Hemocoagulase is one of the most important and indispensable drugs used in surgical operations. Hemocoagulase for Injection is a member of the biological product family, exhibiting a fine hemostasis and coagulation efficacy, which has been widely used as a hemostatic in China (Li et al., 2019). At present, the hemagglutinin drugs on the market in China are mainly isolated from the venom of Bothrops atrox (Baquting®), Deinagkistrodon acutus (Suling®), Vipera russelli siamensis (Sulejuan®), and Agkistrodon halys pallas (Bangting®), and their main active ingredients are svTLEs. However, svTLEs from different snake species vary in structures, hemostatic mechanisms, and pharmacological effects. Therefore, the accurate identification of snake venom species and the content of svTLEs is essential to ensure the quality of this product family. The existing quality control technology has been able to ensure the stability of the product quality, but the species cannot be identified. The identification and protein detection methods on snake venom species are mainly ELISA, liquid chromatography, and electrophoresis, which have disadvantages including complexity, low sensitivity, and poor specificity.

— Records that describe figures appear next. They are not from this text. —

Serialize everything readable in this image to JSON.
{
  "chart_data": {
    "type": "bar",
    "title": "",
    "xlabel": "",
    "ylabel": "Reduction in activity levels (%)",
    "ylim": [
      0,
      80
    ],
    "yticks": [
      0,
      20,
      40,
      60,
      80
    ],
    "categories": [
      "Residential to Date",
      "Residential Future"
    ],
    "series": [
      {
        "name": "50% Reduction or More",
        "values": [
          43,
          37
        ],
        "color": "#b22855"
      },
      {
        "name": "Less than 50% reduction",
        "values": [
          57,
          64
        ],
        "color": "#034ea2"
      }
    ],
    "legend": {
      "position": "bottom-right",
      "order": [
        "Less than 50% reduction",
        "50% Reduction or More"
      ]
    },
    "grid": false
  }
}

With the rapid development of biological mass spectrometry technology, mass spectrometry-based proteomics study is becoming increasingly mature. The proteomics technology based on peptide biomarkers provides a new idea for food and drug quality control (Huang and Wang, 2021; Marques et al., 2021). A marker peptide refers to an amino acid sequence which is unique for a protein and can be specifically distinguished from other proteins. Because of the differences in the DNA of different species, there should be differences in the amino acid sequences for proteins translated by DNA. Based on this principle, different peptides can be obtained after the hydrolysis of proteins by specific proteases, which can be used as characteristic markers for species identification or qualitative and quantitative analysis of target proteins.

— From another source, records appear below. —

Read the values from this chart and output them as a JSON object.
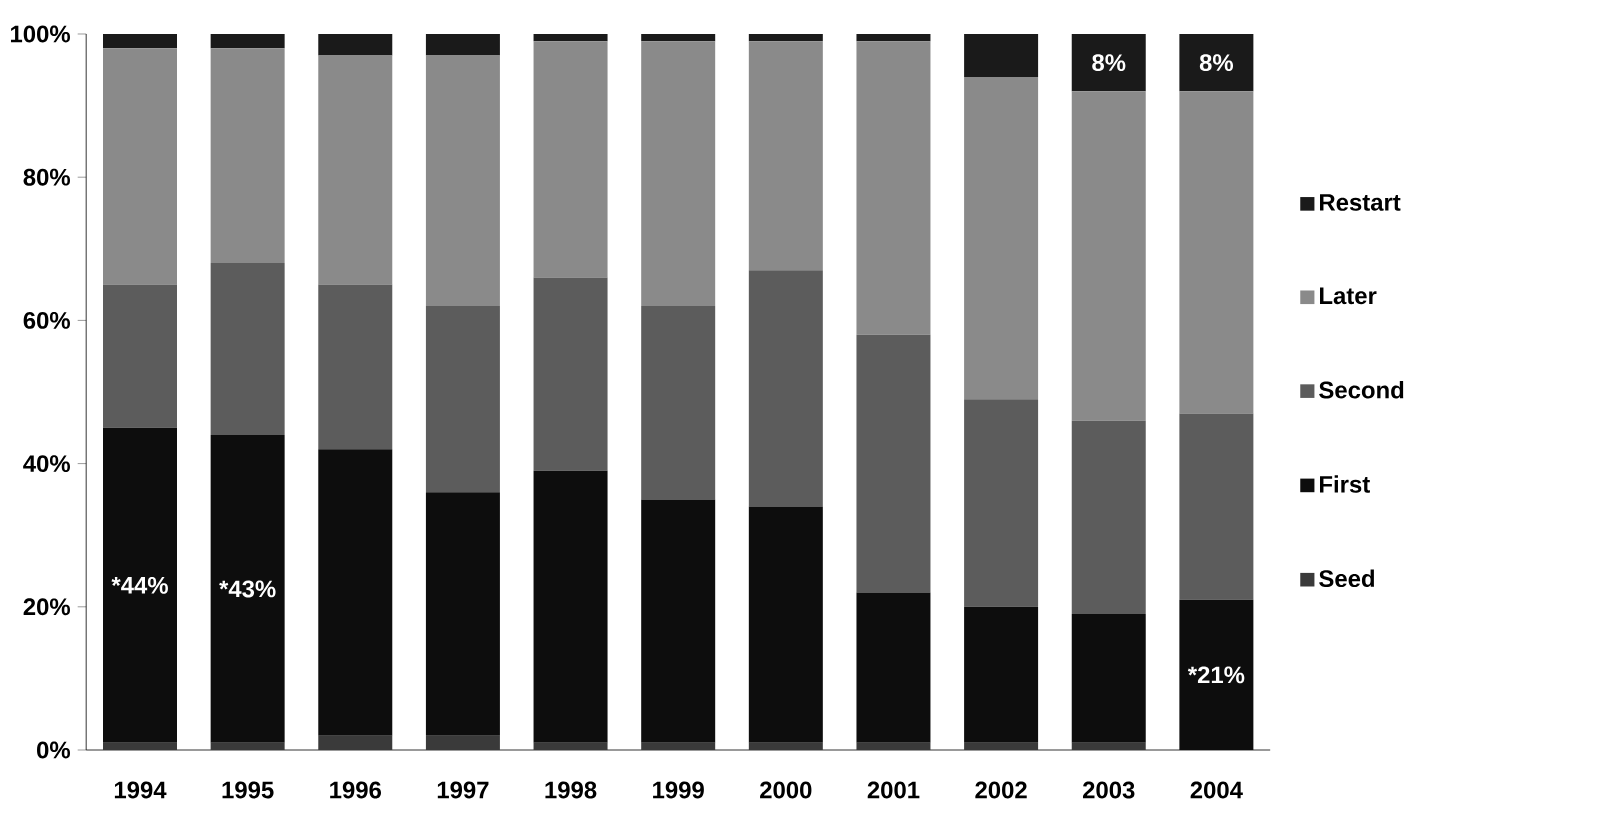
{
  "chart_data": {
    "type": "bar",
    "stacked": true,
    "categories": [
      "1994",
      "1995",
      "1996",
      "1997",
      "1998",
      "1999",
      "2000",
      "2001",
      "2002",
      "2003",
      "2004"
    ],
    "series": [
      {
        "name": "Seed",
        "color": "#3a3a3a",
        "values": [
          1,
          1,
          2,
          2,
          1,
          1,
          1,
          1,
          1,
          1,
          0
        ]
      },
      {
        "name": "First",
        "color": "#0d0d0d",
        "values": [
          44,
          43,
          40,
          34,
          38,
          34,
          33,
          21,
          19,
          18,
          21
        ],
        "value_labels": [
          "*44%",
          "*43%",
          null,
          null,
          null,
          null,
          null,
          null,
          null,
          null,
          "*21%"
        ]
      },
      {
        "name": "Second",
        "color": "#5c5c5c",
        "values": [
          20,
          24,
          23,
          26,
          27,
          27,
          33,
          36,
          29,
          27,
          26
        ]
      },
      {
        "name": "Later",
        "color": "#8a8a8a",
        "values": [
          33,
          30,
          32,
          35,
          33,
          37,
          32,
          41,
          45,
          46,
          45
        ]
      },
      {
        "name": "Restart",
        "color": "#1a1a1a",
        "values": [
          2,
          2,
          3,
          3,
          1,
          1,
          1,
          1,
          6,
          8,
          8
        ],
        "value_labels": [
          null,
          null,
          null,
          null,
          null,
          null,
          null,
          null,
          null,
          "8%",
          "8%"
        ]
      }
    ],
    "ylim": [
      0,
      100
    ],
    "yticks": [
      {
        "value": 0,
        "label": "0%"
      },
      {
        "value": 20,
        "label": "20%"
      },
      {
        "value": 40,
        "label": "40%"
      },
      {
        "value": 60,
        "label": "60%"
      },
      {
        "value": 80,
        "label": "80%"
      },
      {
        "value": 100,
        "label": "100%"
      }
    ],
    "legend": "right",
    "grid": false
  }
}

The qualitative and quantitative analysis technology of proteins based on marker peptides has been successfully applied to the identification of meat products, the adulteration screening of traditional Chinese medicines, etc. However, there are few studies in the field of biochemical drugs, and there are no reports on the qualitative and quantitative study of snake venom blood coagulation based on marker peptides. In this study, the sequence of the pit viper thrombin-like enzyme was characterized by combining transcriptomics and proteomic approaches. By the means of bioinformatics, a series of potential marker peptides which can be distinguished from other snake species have been identified. After the method optimization, a rapid LC-MS/MS-MRM method for the qualitative and quantitative analysis of hemocoagulase was established. This study improved the quality standard of Hemocoagulase Agkistrodon halys pallas, which can ensure the safety and effectiveness of clinical medications. The study also provided a new strategy for the quality control of other snake venom products. However, as Hemocoagulase for injection contains a lot of gelatin and other ingredients, a new pre-treatment method needs to be developed to reduce matrix interference in future.